For each mystery of the Rosary, there is a statue. We ascend from one to another. Teresa passes the microphone to different people, and each takes turns praying the "Hail Mary" at the corresponding monument representing the station. The summit is not far away.
Finally, it's my turn.
"Here, pray for Siberia! The next decade is yours," she hands me the microphone and walks beside me. "And still — how did you get here from Novosibirsk?"
"By train, then by bus..."
"I don't mean that. You see, I came to Novosibirsk, I told people about the messages of Medjugorje, but nobody ever came!"
"So it was you handing out the medals?" and I show her mine on its chain.
Teresa stops, stunned, touches the medal with her hand, and says deeply moved:
"My God! Gospa brought you! Were you at that meeting?"
"No, my acquaintance was, his name is Viktor. He gave me the medal and told me about you."
"Give him my regards!"
"By the way, he is having heart surgery today!" I remembered. "We should pray for him!"
"We will pray. Don't worry, he will be fine."
Meanwhile, we reach the very top.
I read the "Hail Mary," and everyone chimes in as a choir. Teresa smiles happily. I know she is praying for Russia. And for Kotov.
Above us is a huge white statue of the Mother of God. She looks down at us from above, and I realize that we are all under Her protection.

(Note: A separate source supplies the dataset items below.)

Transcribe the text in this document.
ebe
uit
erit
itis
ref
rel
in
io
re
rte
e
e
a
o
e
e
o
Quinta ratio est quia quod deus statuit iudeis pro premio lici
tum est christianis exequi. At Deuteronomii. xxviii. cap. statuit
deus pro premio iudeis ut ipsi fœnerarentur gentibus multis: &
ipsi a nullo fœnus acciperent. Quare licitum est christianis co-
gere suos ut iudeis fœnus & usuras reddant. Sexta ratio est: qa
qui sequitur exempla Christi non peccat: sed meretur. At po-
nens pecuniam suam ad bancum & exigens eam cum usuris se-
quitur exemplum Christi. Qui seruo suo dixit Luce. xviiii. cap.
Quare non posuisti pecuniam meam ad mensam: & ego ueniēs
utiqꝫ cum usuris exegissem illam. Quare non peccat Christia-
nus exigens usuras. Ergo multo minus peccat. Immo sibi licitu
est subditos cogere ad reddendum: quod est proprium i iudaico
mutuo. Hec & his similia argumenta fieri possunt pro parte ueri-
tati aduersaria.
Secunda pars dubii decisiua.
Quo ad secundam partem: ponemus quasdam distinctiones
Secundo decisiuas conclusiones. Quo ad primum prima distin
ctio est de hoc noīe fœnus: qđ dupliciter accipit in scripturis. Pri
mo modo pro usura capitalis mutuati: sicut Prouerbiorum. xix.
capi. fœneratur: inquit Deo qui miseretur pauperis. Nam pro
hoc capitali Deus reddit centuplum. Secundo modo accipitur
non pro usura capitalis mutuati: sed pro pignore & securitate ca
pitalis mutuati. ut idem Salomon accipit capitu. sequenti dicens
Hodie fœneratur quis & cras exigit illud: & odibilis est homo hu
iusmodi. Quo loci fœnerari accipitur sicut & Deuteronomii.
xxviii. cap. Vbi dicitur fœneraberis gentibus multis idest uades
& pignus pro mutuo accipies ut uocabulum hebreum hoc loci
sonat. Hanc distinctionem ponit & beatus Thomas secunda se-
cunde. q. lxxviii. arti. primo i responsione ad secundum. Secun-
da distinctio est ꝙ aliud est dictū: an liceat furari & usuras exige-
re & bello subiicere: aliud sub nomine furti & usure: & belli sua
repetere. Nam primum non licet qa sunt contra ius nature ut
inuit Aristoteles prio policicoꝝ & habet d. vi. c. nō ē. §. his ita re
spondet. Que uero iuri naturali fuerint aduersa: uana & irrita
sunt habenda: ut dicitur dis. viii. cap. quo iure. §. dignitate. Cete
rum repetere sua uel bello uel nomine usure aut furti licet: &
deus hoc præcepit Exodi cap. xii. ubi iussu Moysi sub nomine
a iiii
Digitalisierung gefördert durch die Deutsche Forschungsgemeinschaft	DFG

...Later I will learn that Vitka's surgery went well, and I won't be surprised at all. He was even able to drink vodka afterward, just like before.
 *    *      * On the last day, another miracle happens. Before dinner, an excited and happy Father Andrzej hands out a blue Rosary string to everyone.
"The Mother of God Herself blessed them for us!"
It turns out that on his way out, the priest went into the Italians' shop to buy some souvenirs. In addition to them, the brothers gave him a whole pack of rosaries for free to distribute in Russia.
"I’m walking with the bundle when suddenly Teresa comes running towards me: 'Hurry up,' she says, 'Ivan allowed you to be present at the apparition!' She led me straight into his house. One of the rooms is converted into a chapel. A regular little chapel — icons, flowers, a crucifix. We are sitting there, a few priests, and Ivan. We are praying the Rosary. When suddenly Ivan seems to switch off... He falls silent, looks up, moves his lips... And we don't see anything... For about ten minutes he communed with the Lady, and then he seemed to go limp. He looked tired, even older.
Ivan said that She blessed these Rosaries for Russia.
Your letters were lying there too. Ivan said that She answered all of them at once. Here are Her words: 'Dear children! I know everything and I pray for each of you. Do not be afraid of anything! I want you to strengthen your veneration of the Infant Jesus.'"
 *    *      * After returning from Medjugorje, I fasted on bread and water on Wednesdays and Fridays for quite a long time, for two and a half years.
I regret that I gave it up — it really is a very effective spiritual practice.
But I still pray the Rosary to this day.